Data-oriented session generation

The most immediately user-friendly way to define Clara rules and queries is directly in code using the defrule and defquery macros. These are intended to be human-readable syntax and are a quick way to start. Thus one can have usage patterns like the following:

(ns rule-ns)
(defrule cold-rule
  [Temperature (= ?temperature temperature)(< temperature -20)]
  =>
  (insert! (->Cold ?temperature)))

(def session (mk-session 'rule-ns))
(def session-2 (mk-session [cold-rule]))

The two sessions above (session and session-2) are equivalent.
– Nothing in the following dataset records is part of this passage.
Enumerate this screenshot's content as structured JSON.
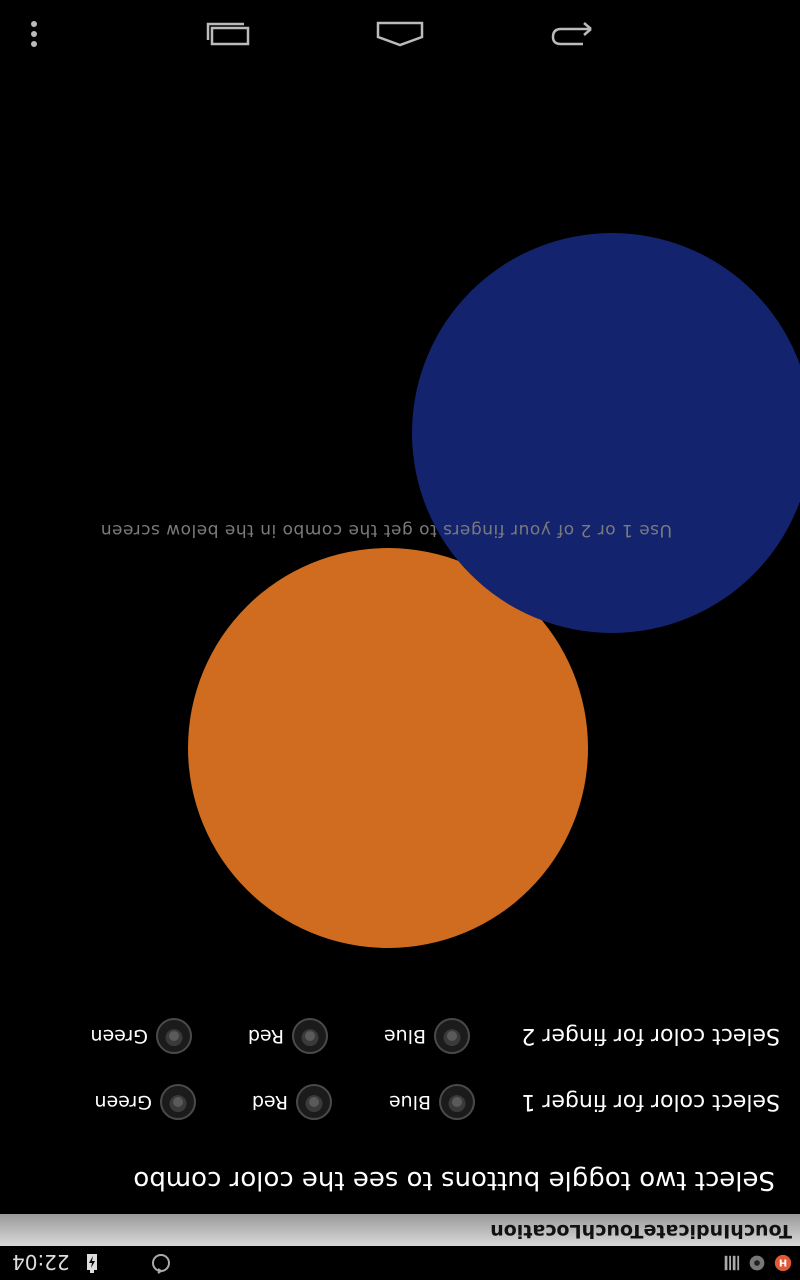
{
  "status_bar": {
    "time": "22:04",
    "icons": [
      "app-h-icon",
      "gear-icon",
      "barcode-icon",
      "sync-icon",
      "battery-charging-icon"
    ]
  },
  "action_bar": {
    "title": "TouchIndicateTouchLocation"
  },
  "main": {
    "heading": "Select two toggle buttons to see the color combo",
    "finger1": {
      "label": "Select color for finger 1",
      "options": [
        "Blue",
        "Red",
        "Green"
      ]
    },
    "finger2": {
      "label": "Select color for finger 2",
      "options": [
        "Blue",
        "Red",
        "Green"
      ]
    },
    "instruction": "Use 1 or 2 of your fingers to get the combo in the below screen"
  },
  "touch_circles": {
    "colors": [
      "#d06c20",
      "#13236e"
    ]
  },
  "nav_bar": {
    "icons": [
      "back-icon",
      "home-icon",
      "recent-apps-icon",
      "overflow-menu-icon"
    ]
  }
}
In addition to this DSL, Clara also has a data model for rules and queries, and this data can be passed in directly to mk-session without use of the DSL. For example:

(def session-3 (mk-session [(quote {:ns-name rule-ns,
                                    :lhs [{:type clara.rules.testfacts.Temperature,
                                           :constraints [(= ?temperature temperature) (< temperature -20)]}],
                                    :rhs (do (insert! (->Cold ?temperature))),
                                    :name "rule-ns/cold-rule"})]))
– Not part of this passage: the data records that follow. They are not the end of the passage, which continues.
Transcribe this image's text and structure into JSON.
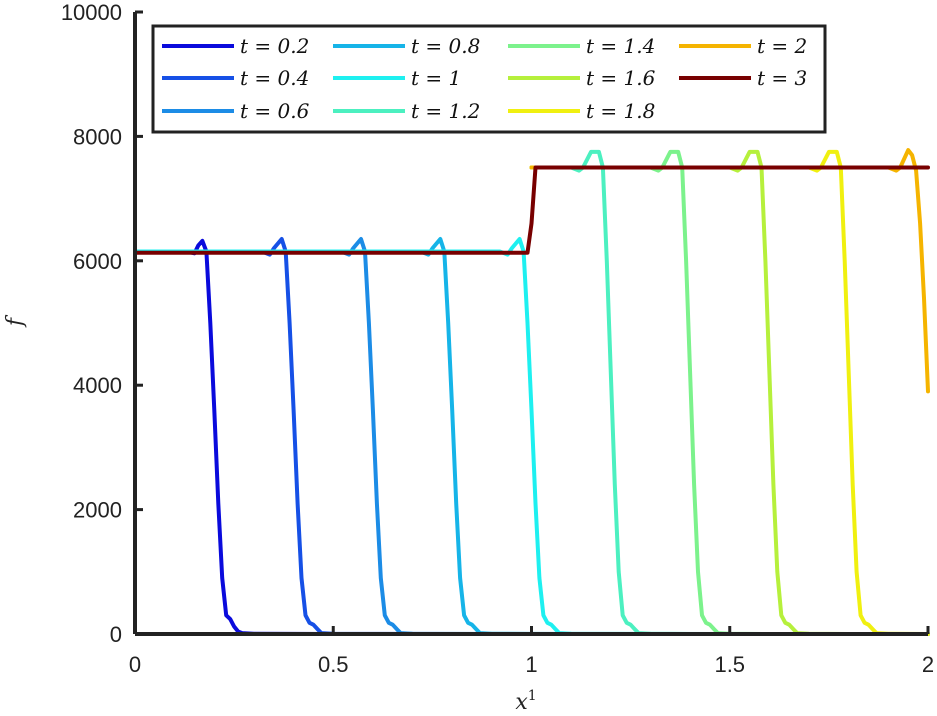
{
  "chart_data": {
    "type": "line",
    "xlabel": "x",
    "xlabel_sup": "1",
    "ylabel": "f",
    "xlim": [
      0,
      2
    ],
    "ylim": [
      0,
      10000
    ],
    "xticks": [
      0,
      0.5,
      1,
      1.5,
      2
    ],
    "xtick_labels": [
      "0",
      "0.5",
      "1",
      "1.5",
      "2"
    ],
    "yticks": [
      0,
      2000,
      4000,
      6000,
      8000,
      10000
    ],
    "ytick_labels": [
      "0",
      "2000",
      "4000",
      "6000",
      "8000",
      "10000"
    ],
    "grid": false,
    "legend_position": "top",
    "series": [
      {
        "name": "t = 0.2",
        "color": "#0a0adc",
        "x": [
          0.0,
          0.13,
          0.15,
          0.16,
          0.17,
          0.18,
          0.19,
          0.2,
          0.21,
          0.22,
          0.23,
          0.24,
          0.25,
          0.26,
          0.27,
          0.3,
          0.4,
          0.5,
          0.7,
          1.0,
          1.3,
          2.0
        ],
        "y": [
          6150,
          6150,
          6120,
          6250,
          6320,
          6150,
          5000,
          3600,
          2100,
          900,
          300,
          240,
          120,
          40,
          15,
          5,
          2,
          0,
          0,
          0,
          0,
          0
        ]
      },
      {
        "name": "t = 0.4",
        "color": "#1650e6",
        "x": [
          0.0,
          0.32,
          0.34,
          0.35,
          0.37,
          0.38,
          0.39,
          0.4,
          0.41,
          0.42,
          0.43,
          0.44,
          0.45,
          0.46,
          0.47,
          0.5,
          0.6,
          0.8,
          1.0,
          1.5,
          2.0
        ],
        "y": [
          6150,
          6150,
          6100,
          6200,
          6350,
          6150,
          5000,
          3600,
          2100,
          900,
          300,
          180,
          150,
          80,
          15,
          5,
          2,
          0,
          0,
          0,
          0
        ]
      },
      {
        "name": "t = 0.6",
        "color": "#1c8ce6",
        "x": [
          0.0,
          0.52,
          0.54,
          0.55,
          0.57,
          0.58,
          0.59,
          0.6,
          0.61,
          0.62,
          0.63,
          0.64,
          0.65,
          0.66,
          0.67,
          0.7,
          0.8,
          1.0,
          1.5,
          2.0
        ],
        "y": [
          6150,
          6150,
          6100,
          6200,
          6350,
          6150,
          5000,
          3600,
          2100,
          900,
          300,
          180,
          150,
          80,
          15,
          5,
          2,
          0,
          0,
          0
        ]
      },
      {
        "name": "t = 0.8",
        "color": "#16b4e8",
        "x": [
          0.0,
          0.72,
          0.74,
          0.75,
          0.77,
          0.78,
          0.79,
          0.8,
          0.81,
          0.82,
          0.83,
          0.84,
          0.85,
          0.86,
          0.87,
          0.9,
          1.0,
          1.5,
          2.0
        ],
        "y": [
          6150,
          6150,
          6100,
          6200,
          6350,
          6150,
          5000,
          3600,
          2100,
          900,
          300,
          180,
          150,
          80,
          15,
          5,
          2,
          0,
          0
        ]
      },
      {
        "name": "t = 1",
        "color": "#1ef0f0",
        "x": [
          0.0,
          0.92,
          0.94,
          0.95,
          0.97,
          0.98,
          0.99,
          1.0,
          1.01,
          1.02,
          1.03,
          1.04,
          1.05,
          1.06,
          1.07,
          1.1,
          1.2,
          1.5,
          2.0
        ],
        "y": [
          6150,
          6150,
          6100,
          6200,
          6350,
          6150,
          5000,
          3600,
          2100,
          900,
          300,
          180,
          150,
          80,
          15,
          5,
          2,
          0,
          0
        ]
      },
      {
        "name": "t = 1.2",
        "color": "#4cf0c0",
        "x": [
          1.0,
          1.1,
          1.12,
          1.13,
          1.15,
          1.17,
          1.18,
          1.19,
          1.2,
          1.21,
          1.22,
          1.23,
          1.24,
          1.25,
          1.26,
          1.27,
          1.3,
          1.4,
          2.0
        ],
        "y": [
          7500,
          7500,
          7450,
          7500,
          7750,
          7750,
          7500,
          6000,
          4200,
          2400,
          1000,
          300,
          180,
          150,
          80,
          15,
          5,
          0,
          0
        ]
      },
      {
        "name": "t = 1.4",
        "color": "#7cf28c",
        "x": [
          1.0,
          1.3,
          1.32,
          1.33,
          1.35,
          1.37,
          1.38,
          1.39,
          1.4,
          1.41,
          1.42,
          1.43,
          1.44,
          1.45,
          1.46,
          1.47,
          1.5,
          1.6,
          2.0
        ],
        "y": [
          7500,
          7500,
          7450,
          7500,
          7750,
          7750,
          7500,
          6000,
          4200,
          2400,
          1000,
          300,
          180,
          150,
          80,
          15,
          5,
          0,
          0
        ]
      },
      {
        "name": "t = 1.6",
        "color": "#b6f03c",
        "x": [
          1.0,
          1.5,
          1.52,
          1.53,
          1.55,
          1.57,
          1.58,
          1.59,
          1.6,
          1.61,
          1.62,
          1.63,
          1.64,
          1.65,
          1.66,
          1.67,
          1.7,
          1.8,
          2.0
        ],
        "y": [
          7500,
          7500,
          7450,
          7500,
          7750,
          7750,
          7500,
          6000,
          4200,
          2400,
          1000,
          300,
          180,
          150,
          80,
          15,
          5,
          0,
          0
        ]
      },
      {
        "name": "t = 1.8",
        "color": "#f0f010",
        "x": [
          1.0,
          1.7,
          1.72,
          1.73,
          1.75,
          1.77,
          1.78,
          1.79,
          1.8,
          1.81,
          1.82,
          1.83,
          1.84,
          1.85,
          1.86,
          1.87,
          1.9,
          2.0
        ],
        "y": [
          7500,
          7500,
          7450,
          7500,
          7750,
          7750,
          7500,
          6000,
          4200,
          2400,
          1000,
          300,
          180,
          150,
          80,
          15,
          5,
          0
        ]
      },
      {
        "name": "t = 2",
        "color": "#f5b400",
        "x": [
          1.0,
          1.9,
          1.92,
          1.93,
          1.95,
          1.96,
          1.97,
          1.98,
          1.99,
          2.0
        ],
        "y": [
          7500,
          7500,
          7450,
          7500,
          7780,
          7700,
          7450,
          6600,
          5400,
          3900
        ]
      },
      {
        "name": "t = 3",
        "color": "#780000",
        "x": [
          0.0,
          0.99,
          1.0,
          1.01,
          2.0
        ],
        "y": [
          6130,
          6130,
          6600,
          7500,
          7500
        ]
      }
    ]
  }
}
This will yield a session that is equivalent to those above. In fact, the variable cold-rule holds this data structure, which is why the definition form in session-2 works. This allows usage patterns such as the dynamic creation of rules and using Clara as a compiler target. For example, a specialized DSL could present a more constrained set of options than Clara’s and then compile to Clara rule forms in order to use the latter’s execution engine.